Despite the buzz around EVs, market leader Maruti is taking it slow. It even cancelled its planned Wagon R EV. The company will only debut an electric vehicle in about two years, but it will be on a born-electric platform. In contrast, Tata Motors got off to a quick start, but is taking a three-step, or rather three-gen, approach to electrification.
Gen 1 is quick conversions of existing ICE platforms for entry segments. Gen 2 is further modifying ICE platforms for vehicles in the mid segments, for instance, with a flat floor and larger space for a battery. Gen 3, meanwhile, will be a new born-electric platform that will be used for higher-segment vehicles.
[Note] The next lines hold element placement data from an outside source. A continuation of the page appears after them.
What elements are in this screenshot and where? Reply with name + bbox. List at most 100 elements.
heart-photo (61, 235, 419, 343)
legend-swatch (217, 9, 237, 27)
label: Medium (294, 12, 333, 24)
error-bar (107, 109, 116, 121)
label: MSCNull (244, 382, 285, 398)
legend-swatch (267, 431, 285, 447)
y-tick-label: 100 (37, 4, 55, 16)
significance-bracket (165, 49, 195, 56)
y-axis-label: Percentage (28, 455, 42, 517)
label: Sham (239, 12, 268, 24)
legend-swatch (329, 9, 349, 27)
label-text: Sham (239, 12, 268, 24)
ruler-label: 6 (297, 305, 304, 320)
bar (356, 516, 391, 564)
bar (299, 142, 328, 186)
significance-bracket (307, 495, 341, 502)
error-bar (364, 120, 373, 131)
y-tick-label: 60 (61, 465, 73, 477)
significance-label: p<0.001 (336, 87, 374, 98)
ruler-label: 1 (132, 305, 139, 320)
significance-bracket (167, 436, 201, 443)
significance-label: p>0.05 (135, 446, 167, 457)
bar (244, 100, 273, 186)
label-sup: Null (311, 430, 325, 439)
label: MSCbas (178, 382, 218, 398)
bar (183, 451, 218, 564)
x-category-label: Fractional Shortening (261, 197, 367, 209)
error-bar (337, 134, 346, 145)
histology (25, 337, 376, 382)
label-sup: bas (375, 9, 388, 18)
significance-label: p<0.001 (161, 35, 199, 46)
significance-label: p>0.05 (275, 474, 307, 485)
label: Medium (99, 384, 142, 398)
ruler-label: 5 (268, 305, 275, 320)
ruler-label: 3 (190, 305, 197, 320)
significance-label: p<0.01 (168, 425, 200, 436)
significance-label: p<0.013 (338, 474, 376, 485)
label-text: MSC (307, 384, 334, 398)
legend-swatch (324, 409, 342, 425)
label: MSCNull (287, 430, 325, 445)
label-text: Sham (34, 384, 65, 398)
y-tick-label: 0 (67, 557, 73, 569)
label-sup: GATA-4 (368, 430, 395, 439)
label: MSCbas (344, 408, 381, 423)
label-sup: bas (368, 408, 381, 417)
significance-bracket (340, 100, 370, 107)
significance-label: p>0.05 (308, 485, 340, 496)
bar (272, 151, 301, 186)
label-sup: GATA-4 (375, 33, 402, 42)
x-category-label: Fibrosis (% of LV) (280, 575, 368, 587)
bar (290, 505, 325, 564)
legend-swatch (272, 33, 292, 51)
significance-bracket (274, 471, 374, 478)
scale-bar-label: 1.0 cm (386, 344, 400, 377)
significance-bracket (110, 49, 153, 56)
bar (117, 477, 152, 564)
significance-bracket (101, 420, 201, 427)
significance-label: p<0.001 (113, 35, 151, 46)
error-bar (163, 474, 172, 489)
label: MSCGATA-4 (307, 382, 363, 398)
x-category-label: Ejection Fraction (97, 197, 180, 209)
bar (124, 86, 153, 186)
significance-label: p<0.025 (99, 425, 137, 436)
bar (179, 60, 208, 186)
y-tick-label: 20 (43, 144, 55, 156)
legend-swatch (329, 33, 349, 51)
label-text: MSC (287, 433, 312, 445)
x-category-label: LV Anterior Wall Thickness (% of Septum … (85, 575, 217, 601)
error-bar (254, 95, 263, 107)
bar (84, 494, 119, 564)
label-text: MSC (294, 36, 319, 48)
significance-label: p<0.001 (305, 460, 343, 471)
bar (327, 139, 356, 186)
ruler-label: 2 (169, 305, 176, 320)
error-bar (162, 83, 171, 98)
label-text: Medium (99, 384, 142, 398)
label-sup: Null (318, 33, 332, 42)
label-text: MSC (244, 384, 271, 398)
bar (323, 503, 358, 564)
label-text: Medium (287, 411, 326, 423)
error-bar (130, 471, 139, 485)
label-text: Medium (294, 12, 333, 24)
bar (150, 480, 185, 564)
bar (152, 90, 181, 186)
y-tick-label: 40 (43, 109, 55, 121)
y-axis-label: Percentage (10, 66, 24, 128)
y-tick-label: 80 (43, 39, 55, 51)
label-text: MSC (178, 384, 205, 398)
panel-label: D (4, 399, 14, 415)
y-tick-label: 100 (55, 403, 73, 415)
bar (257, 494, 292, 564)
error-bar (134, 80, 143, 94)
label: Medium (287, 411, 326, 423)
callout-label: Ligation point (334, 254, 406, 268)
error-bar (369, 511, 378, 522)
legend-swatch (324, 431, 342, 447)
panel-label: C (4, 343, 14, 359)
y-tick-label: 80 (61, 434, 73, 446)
A lot of people have asked me whose approach is better and if one of them is making a mistake. Not really. An important way to balance out an EV’s high price is volume, and this is really what separates the two approaches. With its partnership with Toyota, and their huge combined global footprint, Suzuki knows it can invest in a born-electric platform for the mass segments and have a competitive price too, potentially sharing it with markets outside India. Tata Motors, on the other hand, has a negligible export market, and thus, needs to rely on domestic volumes. Enter the Gen 1 ICE conversions. With volumes offset by ICE variants and only an incremental development expenditure, prices for these EVs can remain low and we’ve seen that to good effect with the new Tiago EV.
However, Tata Motors’ Shailesh Chandra did say that, for the immediate future, the three generations will not be sequential and will instead be defined by segment. Which means, in time, Tata Motors’ Gen 1 products will have to take on born-electric vehicles from Maruti. Of course, if you look at it objectively, customers aren’t concerned with platforms or generations, but rather look at what a product offers, and here, Tata Motors has done a stellar job with the Tiago EV. It offers a host of modern features like auto climate control and a full suite of connectivity features.
The only possible chink in that armour could be range, for which Suzuki’s born-electric vehicle will surely have the upper hand on Tata’s Gen 1 products. And while charging infrastructure is increasing and range anxiety diminishing, range and charging time will still be a factor of comparison. Thus, eventually, I believe Tata Motors will have to have born-electric products in the lower segments too.
For now, these disparate approaches work for each company. Suzuki, already the market leader with stellar ICE volumes, can afford to ignore the EV space and come in later all guns blazing. Tata Motors, on the other hand, needed to take the first-mover advantage and build on that. In the end, the EV consumer will be the winner.